In this respect I see the coffee/WiFi as being a really clever means of making them look like Starbucks and feeding off the modern, trendy and healthy image of the coffee house chains. But are they a 'competitor'? I really don't see it, and I don't see a Starbucks denizen suddenly switching to McDonalds because of the cost. To me it looks more like an image thing to get the old customers back in the doors.
Julian Rowberry submits:
Starbucks never really caught on here in Australia. Its brand name and attempt at exporting US culture is a tad brash for the local market. Plus there's already a vibrant cafe scene. The Maccas Cafe has been here for years. It's aiming at the fast and convenient 'healthy eating' market that companies such as Subway feed on. Not branded wanker latte drinkers.
Alston Mabry recounts:
At Burger King the other day (I'm not a big fan of fast food, but I am a Coke addict, and my dogs love the burgers on the dollar menu), I hit the drive-thru, and when I pulled up to the window, the Latina there said they needed to cook the burgers and would I mind pulling into the parking lot in front for about three minutes (they know their cooking times). No problem. I don't mind waiting in the car because I always have a good book to listen to, this time Adventure Capitalist. I'm listening away, and the pooches are quiet in the back, when I notice it's been almost ten minutes. So I go back through the drive-thru, and there is a young guy at the window this time. I start to explain, and he thinks I'm placing an order. His English is good, but he is obviously from Mexico or Central America. I show him my drink and the ticket and he gets it and starts rattling away in Spanish with the staff. I realize he is the shift manager. He comes back, apologizing profusely, and explains that they accidentally gave my food to somebody else who was also waiting, that they will cook fresh burgers for me and that he will bring them out to me personally. I think he was worried that I would be angry, but I wasn't at all. We park again, and a few minutes later he appears with the food and apologized otra vez.

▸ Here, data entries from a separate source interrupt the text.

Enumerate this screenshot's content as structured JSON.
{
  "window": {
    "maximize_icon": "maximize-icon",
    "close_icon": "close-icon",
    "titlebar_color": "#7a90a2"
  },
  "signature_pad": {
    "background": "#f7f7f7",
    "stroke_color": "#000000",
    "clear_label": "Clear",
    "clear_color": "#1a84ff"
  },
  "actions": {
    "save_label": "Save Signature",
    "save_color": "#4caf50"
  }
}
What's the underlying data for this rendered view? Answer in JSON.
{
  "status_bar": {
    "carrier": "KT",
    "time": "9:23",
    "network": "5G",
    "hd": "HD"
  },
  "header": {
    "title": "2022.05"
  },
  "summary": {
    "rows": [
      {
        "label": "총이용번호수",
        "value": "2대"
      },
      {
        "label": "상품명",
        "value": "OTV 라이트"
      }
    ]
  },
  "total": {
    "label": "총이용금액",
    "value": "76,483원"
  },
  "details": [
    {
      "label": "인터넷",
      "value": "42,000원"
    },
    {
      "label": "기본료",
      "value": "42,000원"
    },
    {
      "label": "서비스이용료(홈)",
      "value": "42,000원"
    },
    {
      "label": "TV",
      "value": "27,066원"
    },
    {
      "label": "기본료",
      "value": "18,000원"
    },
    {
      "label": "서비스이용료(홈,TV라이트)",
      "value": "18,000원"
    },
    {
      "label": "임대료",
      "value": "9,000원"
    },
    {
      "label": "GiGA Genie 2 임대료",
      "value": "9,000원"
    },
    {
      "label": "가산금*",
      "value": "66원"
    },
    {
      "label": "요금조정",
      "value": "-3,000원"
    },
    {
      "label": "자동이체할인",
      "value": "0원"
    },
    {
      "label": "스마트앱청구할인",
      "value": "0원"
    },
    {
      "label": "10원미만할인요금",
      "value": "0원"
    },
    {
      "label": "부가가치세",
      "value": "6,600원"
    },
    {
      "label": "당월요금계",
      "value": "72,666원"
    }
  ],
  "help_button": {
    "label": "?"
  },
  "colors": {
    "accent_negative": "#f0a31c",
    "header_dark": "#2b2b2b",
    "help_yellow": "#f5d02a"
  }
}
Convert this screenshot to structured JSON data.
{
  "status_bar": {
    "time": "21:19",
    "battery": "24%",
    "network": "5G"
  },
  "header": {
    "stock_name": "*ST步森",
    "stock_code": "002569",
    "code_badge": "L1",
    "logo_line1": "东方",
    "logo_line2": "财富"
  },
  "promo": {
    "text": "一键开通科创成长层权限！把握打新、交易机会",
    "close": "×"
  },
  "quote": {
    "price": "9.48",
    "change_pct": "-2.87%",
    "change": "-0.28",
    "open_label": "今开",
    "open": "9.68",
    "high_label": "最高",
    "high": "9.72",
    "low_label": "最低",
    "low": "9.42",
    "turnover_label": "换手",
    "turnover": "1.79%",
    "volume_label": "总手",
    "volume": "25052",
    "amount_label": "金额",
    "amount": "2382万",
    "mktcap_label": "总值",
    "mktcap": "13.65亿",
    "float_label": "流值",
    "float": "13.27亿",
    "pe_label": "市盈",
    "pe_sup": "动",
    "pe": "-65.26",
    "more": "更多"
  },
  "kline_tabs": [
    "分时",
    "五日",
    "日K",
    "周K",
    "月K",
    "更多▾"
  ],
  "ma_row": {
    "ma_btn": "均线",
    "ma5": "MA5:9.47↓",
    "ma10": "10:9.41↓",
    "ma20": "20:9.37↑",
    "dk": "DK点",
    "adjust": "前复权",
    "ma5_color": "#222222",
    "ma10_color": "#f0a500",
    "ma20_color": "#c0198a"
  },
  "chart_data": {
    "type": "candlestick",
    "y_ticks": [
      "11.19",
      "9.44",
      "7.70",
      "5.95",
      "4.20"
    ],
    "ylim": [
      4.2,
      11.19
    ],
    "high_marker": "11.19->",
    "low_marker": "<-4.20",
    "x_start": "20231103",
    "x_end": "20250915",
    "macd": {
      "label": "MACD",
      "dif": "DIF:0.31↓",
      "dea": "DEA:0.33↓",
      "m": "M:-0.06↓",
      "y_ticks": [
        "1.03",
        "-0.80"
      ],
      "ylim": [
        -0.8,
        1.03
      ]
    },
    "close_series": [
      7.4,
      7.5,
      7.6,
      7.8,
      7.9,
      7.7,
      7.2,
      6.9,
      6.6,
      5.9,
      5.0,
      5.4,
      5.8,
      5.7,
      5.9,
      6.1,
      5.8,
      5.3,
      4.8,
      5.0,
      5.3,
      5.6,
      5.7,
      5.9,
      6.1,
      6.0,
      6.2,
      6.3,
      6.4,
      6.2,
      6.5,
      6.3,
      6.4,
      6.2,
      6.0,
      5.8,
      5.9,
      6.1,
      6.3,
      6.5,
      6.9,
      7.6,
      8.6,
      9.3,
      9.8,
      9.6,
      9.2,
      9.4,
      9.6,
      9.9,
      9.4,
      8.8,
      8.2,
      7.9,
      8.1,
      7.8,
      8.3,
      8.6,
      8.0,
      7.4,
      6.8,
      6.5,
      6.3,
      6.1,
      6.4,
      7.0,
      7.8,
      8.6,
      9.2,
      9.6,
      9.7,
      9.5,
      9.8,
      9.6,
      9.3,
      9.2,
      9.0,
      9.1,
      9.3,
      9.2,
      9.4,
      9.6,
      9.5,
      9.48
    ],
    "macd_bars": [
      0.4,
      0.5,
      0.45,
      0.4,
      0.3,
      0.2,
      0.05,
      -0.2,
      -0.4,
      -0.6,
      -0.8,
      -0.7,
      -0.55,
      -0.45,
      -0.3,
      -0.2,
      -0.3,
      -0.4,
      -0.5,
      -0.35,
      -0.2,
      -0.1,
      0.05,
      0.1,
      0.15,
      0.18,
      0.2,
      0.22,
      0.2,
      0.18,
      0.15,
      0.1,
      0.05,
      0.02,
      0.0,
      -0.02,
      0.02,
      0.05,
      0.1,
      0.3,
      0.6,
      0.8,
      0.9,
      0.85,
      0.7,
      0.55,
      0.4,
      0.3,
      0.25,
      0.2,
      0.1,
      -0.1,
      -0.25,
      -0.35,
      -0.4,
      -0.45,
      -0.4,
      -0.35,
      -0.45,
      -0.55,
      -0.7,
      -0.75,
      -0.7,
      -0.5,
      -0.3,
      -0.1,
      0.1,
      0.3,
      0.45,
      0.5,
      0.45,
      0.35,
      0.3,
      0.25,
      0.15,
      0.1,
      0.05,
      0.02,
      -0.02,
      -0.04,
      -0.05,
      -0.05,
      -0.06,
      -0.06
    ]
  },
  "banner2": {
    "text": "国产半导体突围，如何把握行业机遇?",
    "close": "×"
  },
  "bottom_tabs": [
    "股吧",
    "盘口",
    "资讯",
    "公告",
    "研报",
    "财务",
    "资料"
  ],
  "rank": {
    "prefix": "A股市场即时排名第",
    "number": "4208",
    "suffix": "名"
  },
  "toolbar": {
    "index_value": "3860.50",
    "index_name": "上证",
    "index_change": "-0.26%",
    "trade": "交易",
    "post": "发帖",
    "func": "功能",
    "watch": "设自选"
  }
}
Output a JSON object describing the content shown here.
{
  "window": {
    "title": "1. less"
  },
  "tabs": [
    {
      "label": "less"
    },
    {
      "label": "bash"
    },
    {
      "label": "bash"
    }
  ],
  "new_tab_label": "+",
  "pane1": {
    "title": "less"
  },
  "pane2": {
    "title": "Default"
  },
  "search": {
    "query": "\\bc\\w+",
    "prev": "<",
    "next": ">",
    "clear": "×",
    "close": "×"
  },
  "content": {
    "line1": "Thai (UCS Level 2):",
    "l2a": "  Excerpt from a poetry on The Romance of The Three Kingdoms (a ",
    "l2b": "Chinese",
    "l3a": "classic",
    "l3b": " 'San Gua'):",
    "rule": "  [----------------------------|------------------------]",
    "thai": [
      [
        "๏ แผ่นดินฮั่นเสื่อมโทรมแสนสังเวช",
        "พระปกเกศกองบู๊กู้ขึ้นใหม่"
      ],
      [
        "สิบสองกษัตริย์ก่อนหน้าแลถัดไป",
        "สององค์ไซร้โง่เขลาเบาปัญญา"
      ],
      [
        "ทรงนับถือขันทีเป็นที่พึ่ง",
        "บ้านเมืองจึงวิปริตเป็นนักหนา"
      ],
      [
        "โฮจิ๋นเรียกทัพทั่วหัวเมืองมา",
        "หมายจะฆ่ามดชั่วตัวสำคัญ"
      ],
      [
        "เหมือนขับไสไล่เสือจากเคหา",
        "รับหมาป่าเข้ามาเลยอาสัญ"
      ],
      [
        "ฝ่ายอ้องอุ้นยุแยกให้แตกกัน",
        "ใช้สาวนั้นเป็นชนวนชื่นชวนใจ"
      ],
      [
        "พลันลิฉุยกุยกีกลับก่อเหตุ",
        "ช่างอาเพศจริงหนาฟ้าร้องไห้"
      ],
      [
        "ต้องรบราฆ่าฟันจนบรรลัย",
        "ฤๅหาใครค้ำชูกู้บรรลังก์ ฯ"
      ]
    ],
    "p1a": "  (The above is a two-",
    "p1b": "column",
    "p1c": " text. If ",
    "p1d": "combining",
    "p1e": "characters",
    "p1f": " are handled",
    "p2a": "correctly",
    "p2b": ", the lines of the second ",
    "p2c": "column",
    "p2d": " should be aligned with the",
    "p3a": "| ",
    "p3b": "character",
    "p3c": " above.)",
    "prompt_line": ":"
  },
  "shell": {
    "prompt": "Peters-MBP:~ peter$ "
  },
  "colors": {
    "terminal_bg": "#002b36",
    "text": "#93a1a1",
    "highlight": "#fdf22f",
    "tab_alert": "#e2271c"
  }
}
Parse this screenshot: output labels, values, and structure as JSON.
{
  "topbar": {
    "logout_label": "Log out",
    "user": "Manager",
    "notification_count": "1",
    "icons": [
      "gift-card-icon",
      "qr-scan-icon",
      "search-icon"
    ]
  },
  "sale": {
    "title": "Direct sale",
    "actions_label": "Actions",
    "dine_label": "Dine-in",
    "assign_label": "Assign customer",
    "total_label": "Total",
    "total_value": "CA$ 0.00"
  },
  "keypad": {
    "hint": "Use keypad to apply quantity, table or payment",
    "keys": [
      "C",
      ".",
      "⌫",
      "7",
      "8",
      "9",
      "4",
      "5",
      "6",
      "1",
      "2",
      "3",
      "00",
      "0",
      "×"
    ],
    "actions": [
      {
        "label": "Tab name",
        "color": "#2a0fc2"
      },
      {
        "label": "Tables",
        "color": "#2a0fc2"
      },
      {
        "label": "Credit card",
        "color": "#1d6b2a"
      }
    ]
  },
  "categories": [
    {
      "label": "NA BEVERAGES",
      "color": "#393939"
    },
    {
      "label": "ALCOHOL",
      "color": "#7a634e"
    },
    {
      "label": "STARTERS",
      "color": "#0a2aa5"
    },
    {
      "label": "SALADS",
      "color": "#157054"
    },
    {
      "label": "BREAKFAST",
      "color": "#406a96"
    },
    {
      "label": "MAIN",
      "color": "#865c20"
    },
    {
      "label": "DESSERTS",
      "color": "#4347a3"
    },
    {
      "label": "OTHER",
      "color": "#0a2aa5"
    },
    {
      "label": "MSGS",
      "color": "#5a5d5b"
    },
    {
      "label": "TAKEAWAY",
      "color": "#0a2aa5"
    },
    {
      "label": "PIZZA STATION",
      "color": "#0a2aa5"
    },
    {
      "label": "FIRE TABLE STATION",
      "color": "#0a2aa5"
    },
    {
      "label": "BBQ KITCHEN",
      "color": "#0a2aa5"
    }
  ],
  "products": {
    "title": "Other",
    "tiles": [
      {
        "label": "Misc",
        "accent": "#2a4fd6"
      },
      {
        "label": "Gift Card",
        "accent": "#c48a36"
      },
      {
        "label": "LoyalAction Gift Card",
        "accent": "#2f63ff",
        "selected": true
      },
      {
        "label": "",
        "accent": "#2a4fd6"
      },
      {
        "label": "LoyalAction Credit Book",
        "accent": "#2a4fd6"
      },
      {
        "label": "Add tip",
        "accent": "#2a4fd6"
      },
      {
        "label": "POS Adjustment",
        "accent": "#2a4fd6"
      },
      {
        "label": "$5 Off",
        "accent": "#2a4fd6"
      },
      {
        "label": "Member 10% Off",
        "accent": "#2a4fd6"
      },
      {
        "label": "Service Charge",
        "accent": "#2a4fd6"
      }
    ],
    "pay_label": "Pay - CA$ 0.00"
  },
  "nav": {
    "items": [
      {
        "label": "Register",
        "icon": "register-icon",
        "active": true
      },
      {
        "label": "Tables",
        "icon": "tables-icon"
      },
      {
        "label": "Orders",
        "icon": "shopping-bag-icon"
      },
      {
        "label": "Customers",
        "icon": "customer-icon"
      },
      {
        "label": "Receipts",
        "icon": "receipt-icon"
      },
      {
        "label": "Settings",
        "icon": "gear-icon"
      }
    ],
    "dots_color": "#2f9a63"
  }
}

The point of the story is this young guy. He was a good-looking kid, maybe twenty. He was running the show, working hard on his English, taking reponsibility for the results, apologizing for mistakes and personally delivering the goods. And here was Burger King providing the structure for him to be successful. Not a dead-end job at all, not for this guy. I was very impressed.
Scott Brooks adds:
I had an funny thing happen in fast food to me in about 1985. I was a manager of a Taco Bell, putting myself through college. We had hired a new girl who had previously worked at Burger King. It was her first day and I had her working the drive-thru.
The drive thru "dings" with her very first customer. She says into the microphone: "Welcome to Burger King, can I help you." I thought it was pretty funny, she thought it was pretty funny, but the guy in the drive-thru began laughing hilariously.
But he placed his order and pulled to the window. The reason he was laughing so hard? It turns out he was the guy who owned the Burger King where she used to work.